К этому времени я нашел определение чуть получше. Не такое, что смог бы легко выразить это по-английски, да и попытка эта лишь показала бы, насколько это понятие зыбко.
— Это способ касаться, не касаясь, — говорила Пинк; ее тело изо всех сил пыталось передать мне свое, несовершенное представление о Касании, а моя неграмотность препятствовала этому. Ее тело опровергало ее же стенографическое определение, и в то же время признавалось мне, что она и сама плохо представляет себе его смысл.
— Это дар, который позволяет человеку выбраться из вечной тьмы и безмолвия. — И снова ее тело отрицало эти слова. В отчаянии она стала стучать по полу.
— Это значит, что человек находится во тьме и безмолвии, и касается других. Все, в чем я уверена — это то, что зрение и слух препятствуют этому качеству или ослабляют его. Я могу лишь чуть-чуть осознать это состояние — в той степени, в какой могу игнорировать зрение и слух, но препятствует ориентация сознания на зрительные образы. Эта дверь закрыта для меня, да и для всех детей.
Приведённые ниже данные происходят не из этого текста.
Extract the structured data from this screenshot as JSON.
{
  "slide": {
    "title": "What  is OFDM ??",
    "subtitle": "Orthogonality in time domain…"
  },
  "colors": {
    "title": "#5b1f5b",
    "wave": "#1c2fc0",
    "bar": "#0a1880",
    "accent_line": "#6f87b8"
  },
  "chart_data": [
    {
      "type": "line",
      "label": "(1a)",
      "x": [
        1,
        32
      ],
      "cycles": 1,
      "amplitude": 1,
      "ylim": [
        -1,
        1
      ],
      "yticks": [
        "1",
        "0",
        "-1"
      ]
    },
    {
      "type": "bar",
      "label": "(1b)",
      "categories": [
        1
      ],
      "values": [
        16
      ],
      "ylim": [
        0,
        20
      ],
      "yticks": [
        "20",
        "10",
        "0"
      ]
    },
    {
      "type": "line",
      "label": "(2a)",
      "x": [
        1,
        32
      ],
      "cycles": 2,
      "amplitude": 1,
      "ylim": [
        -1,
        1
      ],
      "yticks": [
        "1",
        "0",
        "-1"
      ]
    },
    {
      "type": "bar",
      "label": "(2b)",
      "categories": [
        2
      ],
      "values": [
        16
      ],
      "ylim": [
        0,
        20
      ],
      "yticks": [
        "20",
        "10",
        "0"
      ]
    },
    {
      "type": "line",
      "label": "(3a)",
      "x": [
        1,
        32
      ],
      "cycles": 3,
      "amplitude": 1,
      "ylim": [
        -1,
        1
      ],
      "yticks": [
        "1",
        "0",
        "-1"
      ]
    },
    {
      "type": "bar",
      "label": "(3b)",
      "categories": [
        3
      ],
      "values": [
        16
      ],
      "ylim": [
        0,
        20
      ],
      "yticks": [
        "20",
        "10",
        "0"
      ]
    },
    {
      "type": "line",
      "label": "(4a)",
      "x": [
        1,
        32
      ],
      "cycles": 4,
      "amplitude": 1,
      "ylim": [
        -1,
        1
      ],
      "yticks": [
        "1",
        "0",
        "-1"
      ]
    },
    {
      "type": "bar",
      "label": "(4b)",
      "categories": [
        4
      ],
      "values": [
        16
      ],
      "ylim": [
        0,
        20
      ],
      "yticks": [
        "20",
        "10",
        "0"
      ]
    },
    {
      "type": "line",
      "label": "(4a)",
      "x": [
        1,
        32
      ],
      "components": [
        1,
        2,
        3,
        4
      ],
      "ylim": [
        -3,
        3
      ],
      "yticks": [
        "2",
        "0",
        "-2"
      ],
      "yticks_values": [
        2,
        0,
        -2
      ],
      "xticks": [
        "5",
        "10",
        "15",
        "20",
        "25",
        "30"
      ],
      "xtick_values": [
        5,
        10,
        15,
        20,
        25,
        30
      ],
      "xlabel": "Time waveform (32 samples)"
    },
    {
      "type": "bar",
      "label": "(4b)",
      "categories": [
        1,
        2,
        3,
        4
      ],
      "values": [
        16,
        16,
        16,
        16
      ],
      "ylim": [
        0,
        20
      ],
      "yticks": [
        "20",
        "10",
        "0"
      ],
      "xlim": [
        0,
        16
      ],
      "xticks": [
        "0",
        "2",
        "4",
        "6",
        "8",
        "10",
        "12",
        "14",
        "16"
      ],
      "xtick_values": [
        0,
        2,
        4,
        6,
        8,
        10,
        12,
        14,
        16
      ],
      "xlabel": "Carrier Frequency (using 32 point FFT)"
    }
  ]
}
Ее глагол «касаться» в начале этих слов был комплексом на языке Касания; источником его были ее представления обо мне и мои рассказы о собственных переживаниях. Он вызывал в памяти и включал в себя запах и ощущение раздавленных грибов под амбаром, и Высокую-с-зелеными-глазами, научившую меня, как постичь сущность предмета. Он включал и ассоциации с нашим диалогом на языке тела, когда я проникал в ее темное и влажное лоно, и ее рассказ о том, что при этом испытывала она. Все это было в одном слове.
Я долгое время сумрачно размышлял над этим. Каков был смысл с трудом пробиваться через обнаженность Касания, лишь для того, чтобы достичь уровня той отрывочной слепоты, на котором счастливо пребывала Пинк?
Что же продолжало выталкивать меня из того места, где я испытывал самое большое счастье в жизни?
Одна из причин — несколько запоздавшая мысль, которую кратко можно выразить так: «Какого черта я здесь делаю?» Вопрос, который должен был бы послужить ответом на этот, был таков: «А какого черта я буду делать, если уйду?»
Я был единственным гостем, единственным в течение семи лет, который задержался больше, чем на несколько дней. Я размышлял и над этим. Мое мнению о себе не хватало убежденности и основательности для того, чтобы приписать причину этого недостаткам других гостей, а не _м_о_и_м с_о_б_с_т_в_е_н_н_ы_м_. Очевидно, я слишком легко удовлетворялся и благодушествовал, для того, чтобы заметить недостатки, видные другим.
Это необязательно должны были быть недостатки в обитателях Келлера, или в их системе. Нет, я слишком любил и уважал их, чтобы думать таким образом. Определенно, их образ жизни был наиболее близок к тому, разумному и здравому, который следует вести людям в нашем несовершенном мире, чтобы обойтись минимумом политики и избегнуть войн. В конце концов, политика и война — это два допотопных и единственных способа, которые люди придумали, чтобы проявить свою социальную сущность. Да, я считаю войну вариантом совместного существования — навязыванием своей воли другому настолько недвусмысленно, что противнику остается либо уступить вам, либо погибнуть, либо вышибить мозги вам. И если она что-нибудь и решает, то я предпочту обойтись без решений. Политика немногим лучше. Ее единственное преимущество в том, что временами вместо драки удается обойтись разговорами.
Келлер был организмом. Это был новый способ взаимодействия людей, и, похоже, он работал. Я не пытаюсь преподносить его как решение мировых проблем. Возможно, он пригоден лишь для группы людей, чьи общие интересы связывают столь редкие и прочные узы как отсутствие зрения и слуха. Я не мог бы припомнить другого примера такой сильной взаимозависимости.